Figure 1Comparison of α diversity and the relative abundance of taxa in the healthy patients and those of the EGJ, ESCC, and post-ESCC groups. Estimators of community richness [Sobs index, (A)] and diversity [Shannon index, (B)] in OTU levels. (C) Average relative abundance of taxa at the phylum level. (D) Average relative abundance of taxa at the genus level. OTU, operational taxonomic unit.
Figure 2Composition of the esophageal microbiomes of healthy patients and those with ESCC, and β diversity for the EGJ, ESCC, and HC groups. (A) Significant differences were observed between the microbiomes of the ESCC and HC groups. (B) Significant differences were observed between the microbiomes of the EGJ and HC groups. (C) PCoA based on unweighted UniFrac distances between the ESCC and HC groups. P-values were calculated by analysis of similarities (ANOSIM) *, 0.01 < p < 0.05; **, p < 0.01.
Figure 3Results of linear discriminant analysis (LDA) and effect size measurements (LEfSe) between the ESCC and HC groups. (A) Bar plot shows taxa with LDA score >3.0 from the order to the genus level. (B) LEfSe analysis shows the most abundant taxa from the phylum to the genus level between the ESCC and HC groups.
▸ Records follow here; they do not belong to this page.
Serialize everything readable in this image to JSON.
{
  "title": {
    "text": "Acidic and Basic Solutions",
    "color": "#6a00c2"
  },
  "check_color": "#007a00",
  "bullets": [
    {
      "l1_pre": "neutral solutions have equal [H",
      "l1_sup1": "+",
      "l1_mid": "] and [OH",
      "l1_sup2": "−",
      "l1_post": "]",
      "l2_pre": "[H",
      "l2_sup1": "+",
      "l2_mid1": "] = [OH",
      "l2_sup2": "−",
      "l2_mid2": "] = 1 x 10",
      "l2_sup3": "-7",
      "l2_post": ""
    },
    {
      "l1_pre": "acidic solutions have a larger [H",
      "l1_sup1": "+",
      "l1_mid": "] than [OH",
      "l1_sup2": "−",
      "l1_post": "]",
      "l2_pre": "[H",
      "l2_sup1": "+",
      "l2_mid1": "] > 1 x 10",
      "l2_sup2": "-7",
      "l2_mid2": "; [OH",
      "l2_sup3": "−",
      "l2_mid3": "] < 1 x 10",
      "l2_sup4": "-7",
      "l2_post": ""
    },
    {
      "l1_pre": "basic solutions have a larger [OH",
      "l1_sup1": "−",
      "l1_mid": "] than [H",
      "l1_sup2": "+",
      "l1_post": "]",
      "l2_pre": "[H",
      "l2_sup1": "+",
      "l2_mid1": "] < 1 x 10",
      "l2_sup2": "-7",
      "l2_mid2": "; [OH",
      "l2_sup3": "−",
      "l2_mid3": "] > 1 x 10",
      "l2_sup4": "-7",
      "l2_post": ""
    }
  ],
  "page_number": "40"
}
Figure 4Composition of the esophageal microbiomes and β diversity of the ESCC and post-ESCC groups. (A) PCoA based on weighted UniFrac distances between the ESCC and post-ESCC groups. P-values were calculated by analysis of similarities (ANOSIM). (B) Significant differences were observed between the microbiomes of the ESCC and post-ESCC groups. *P < 0.05.
Figure 5Results of linear discriminant analysis (LDA) and effect size measurements (LEfSe) between the ESCC and HC groups from the phylum to the genus level. (A) Bar plot shows results of taxa with LDA score >3.0. (B) LEfSe analysis shows the most differentially abundant taxa between the ESCC and post-ESCC groups.
Figure 6Hierarchical clustering analysis to identify different metabolic pathways. Heatmap of PICRUSt analysis demonstrating the enrichment or loss of metabolic pathways in the ESCC, HC, and post-ESCC groups.